Sesuai dengan paradigma biblis, seorang pemimpin (gembala) yang baik adalah pemimpin-pelayan (Mrk 10,41-45). Disinilah terdapat arti kemistikan dan spiritualitas bagi pemimpin dan kepemimpinan kristen. Nampaknya sederhana tetapi tidak berarti mudah, karena butuh kedewasaan, kesabaran, penguasaan diri dan kerendahan hati. Lagi, Seorang pemimpin-pelayan, dalam menjalankan kepemimpinannya selalu harus berpusat pada manusia dan bukan berpatok pada lógica huruf-huruf hukum kekuatan atau alínea-alinea dari suatu konstitusi – kendati semua itu membantu – malainkan berpatok pada kekuatan hukun cinta baru (Yoh 13,34) yang lebih persaudaraan, dinamis lagi hidup dan menyelamatkan. Begitulah makna kekuatan hukum baru Kristus, sungguh paradoxal (Mat 20,28; Luk 22,24-27)
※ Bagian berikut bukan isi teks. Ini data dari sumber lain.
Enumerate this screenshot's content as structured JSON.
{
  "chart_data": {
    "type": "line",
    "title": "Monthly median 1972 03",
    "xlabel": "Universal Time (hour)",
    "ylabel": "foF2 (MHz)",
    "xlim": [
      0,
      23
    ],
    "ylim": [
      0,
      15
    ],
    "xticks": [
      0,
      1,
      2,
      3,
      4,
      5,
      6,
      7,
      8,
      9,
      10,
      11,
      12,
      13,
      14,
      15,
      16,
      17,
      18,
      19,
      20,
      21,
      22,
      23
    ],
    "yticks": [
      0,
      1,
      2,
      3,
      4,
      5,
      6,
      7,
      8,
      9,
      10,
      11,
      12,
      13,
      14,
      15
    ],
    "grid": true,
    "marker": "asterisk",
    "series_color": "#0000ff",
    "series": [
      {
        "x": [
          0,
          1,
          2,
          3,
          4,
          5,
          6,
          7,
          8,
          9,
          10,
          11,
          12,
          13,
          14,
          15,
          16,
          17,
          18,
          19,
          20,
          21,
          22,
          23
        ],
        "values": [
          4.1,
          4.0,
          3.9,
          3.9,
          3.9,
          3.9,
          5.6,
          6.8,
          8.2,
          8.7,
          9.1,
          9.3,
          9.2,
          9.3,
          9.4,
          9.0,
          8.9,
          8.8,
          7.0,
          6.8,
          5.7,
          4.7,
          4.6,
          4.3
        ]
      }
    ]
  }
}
Dalam dunia saat ini yang nampaknya seperti berkelimpahan pemimpin namun pada kenyataannya betapa miskin akan kepemimpinan; ibarat itik yang tengah berenang dalam air, mati kehausan dan induk ayam yang sedang bertelur di tengah padi, mati kelaparan. Dunia seolah penuh dengan orang-orang suci namun betapa langka kesucian itu terasakan. Agama sungguh tersebar di seluruh pelosok, itu nyata dengan berkelimpahan rumah-rumah ibadat yang terdapat di setiap persimpangan lorong dan jalan; yang jarang ditemukan dalam hidup ini adalah keselamatan. Dalam situasi seperti ini, semua orang diundang untuk menciptakan dunia kepemimpinan baru yang semakin manusiawi dan yang menyelamatkan, dan khusunya semua orang (Gereja) kristen dipanggil dan diutus untuk mengemban tugas kepemimpinan kristis yang paradoxal sebagaimana diamanatkan oleh Yesus, Kristus-saudara berbelaskasih, Pemimpin-pelindung dan Gembala yang baik.